Do you agree that corporal punishment without due process should return to schools by law?
If corporal punishment does ever return, it should first be applied to educational law lawyers. They have totally destroyed all school discipline. The second place it should be applied is to the awful, overly entitled parents who disrespect school authority. Start with the horrible rich feminists.
Do you agree that authors who refuse to address questions of physiology, of lawyer rent seeking regulations, of pro-criminal advocacy are deniers, and are not arguing in good faith?
Posted by: David Behar | Aug 4, 2018 1:30:29 PM
Here is the New Jersey Memorandum, to generate make work jobs for worthless government workers and lawyers. It is written by prosecutors. Education officials were forced to agree to it. It is unconscionable by coercion, and voidable, but it is the law in New Jersey. It is also against policy and against all common sense.
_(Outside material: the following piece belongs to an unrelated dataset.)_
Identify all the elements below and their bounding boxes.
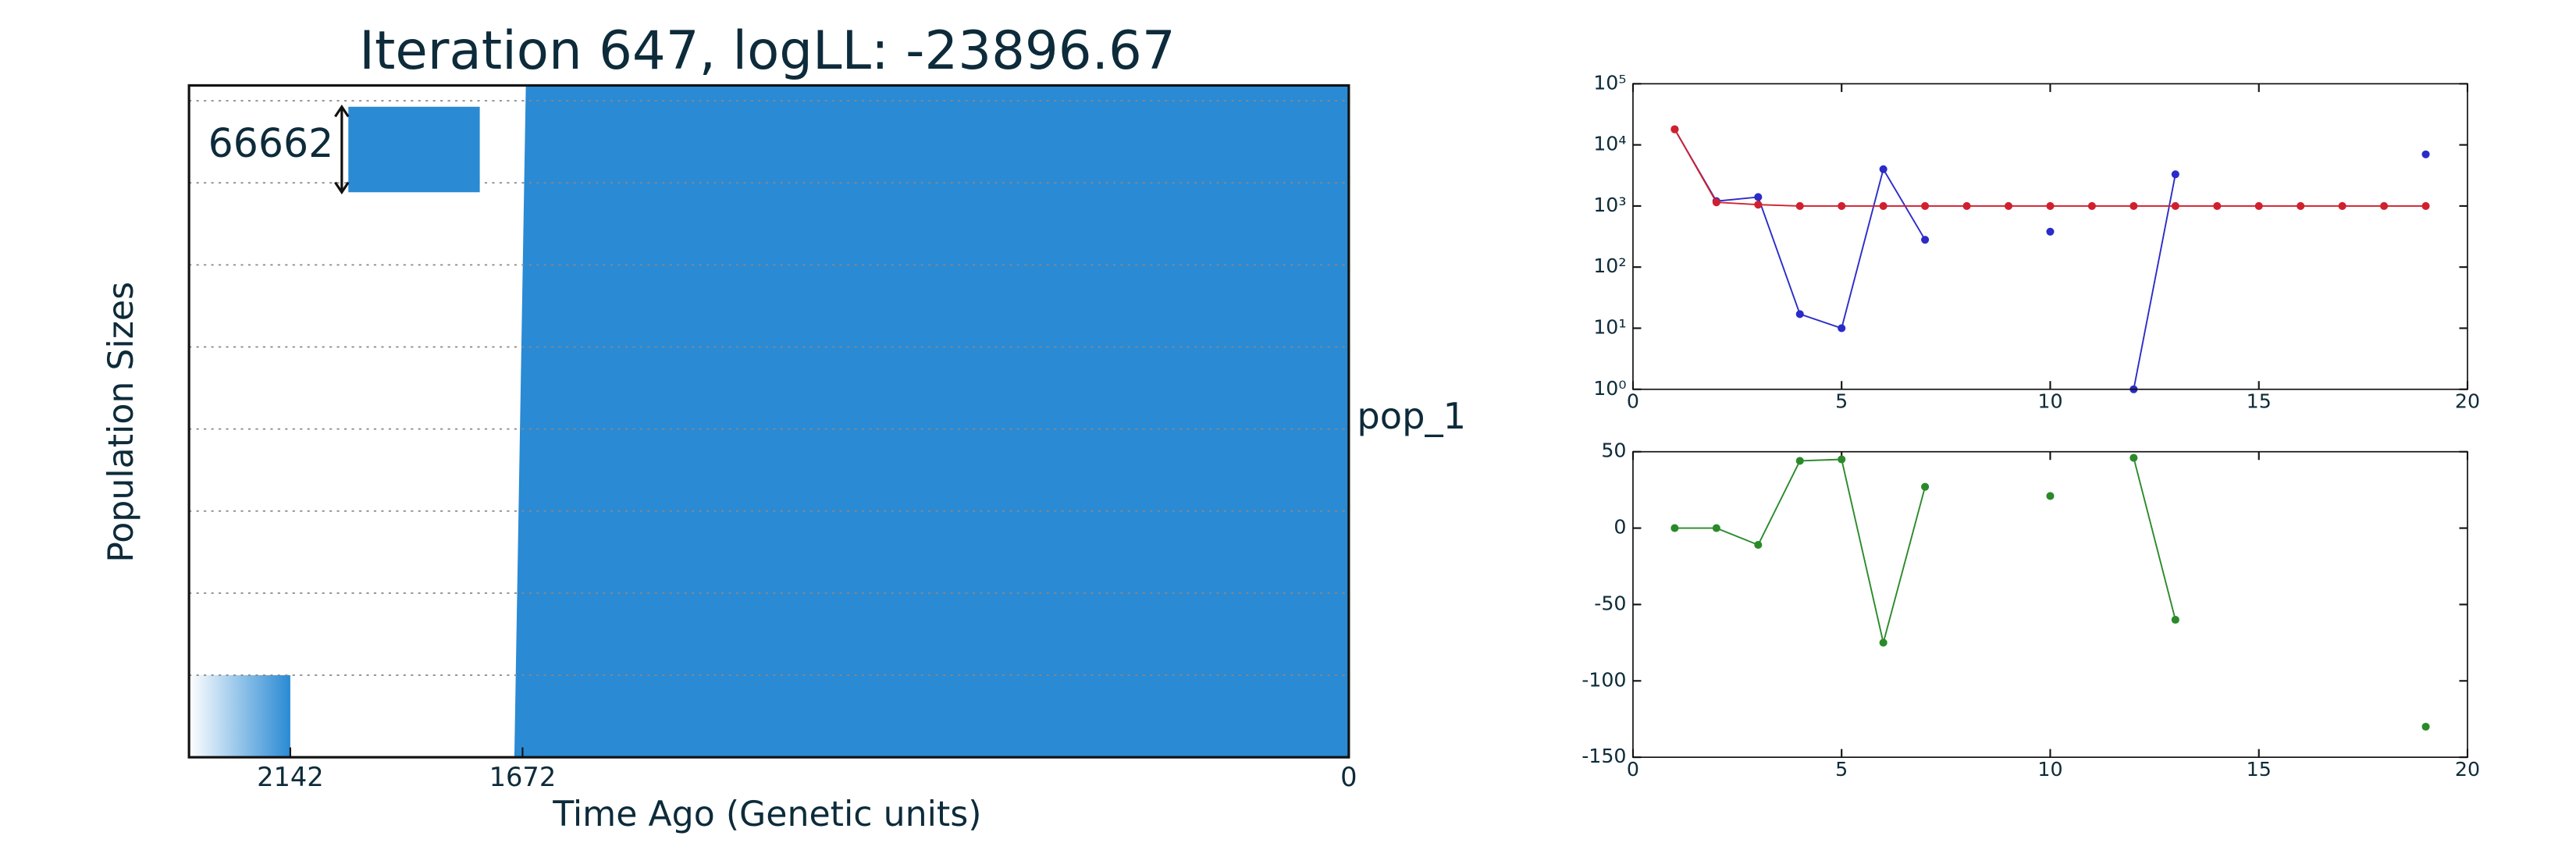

They make excellent justifications for criminalizing school discipline problems. Do you have this in your book?
https://www.state.nj.us/education/schools/security/regs/agree.pdf
Do you want to do something that is actually useful to teachers and to students? You can sue New Jersey in the Third Circuit. I can help you get accepted. You will enjoy arguing before the great intellectuals on the Third Circuit.
Posted by: David Behar | Aug 4, 2018 1:46:34 PM
"Perhaps most discouraging, the war on kids has taken its greatest toll on . . . those in . . . areas that are . . . heavily policed."
And the problem with heavy policing is? Seriously, if certain areas have a high crime rate, then by all means heavily police them.
Posted by: MIJS | Aug 4, 2018 3:40:05 PM
MIJS: Of course I recognize the value of law enforcement maintaining public safety, and yes, sometimes high crime areas warrant greater police presence.
However: 1) As many have pointed out (and I recommend Andrew Ferguson's Rise of Big Data Policing), there is a risk today with the use of predictive policing technology that law enforcement is creating a self-fulfilling prophecy around racially disparate policing practices. 2) If crime rates are comparable (for example, drug use among blacks and whites) and one group is being policed/arrested/charged more than the other solely because one group is under police scrutiny and the other isn't, there is a big fairness concern.
Posted by: Cara Drinan | Aug 4, 2018 5:35:29 PM
OK, so police the others more. Don't just say, "stop."
Posted by: MIJS | Aug 4, 2018 6:25:13 PM
Professor Berman, Cuyahoga County exemplifies your concerns. In the last 18 months prosecutors here have increased their requests for discretionary bindovers of juvenile offenders into adult court by 400%. Unlike the cases subject to mandatory bindovers, once the discretionary kids are deemed not amenable to juvenile jurisdiction, there is no way a Common Pleas Court judge can send their case back should they find adult jurisdiction inappropriate.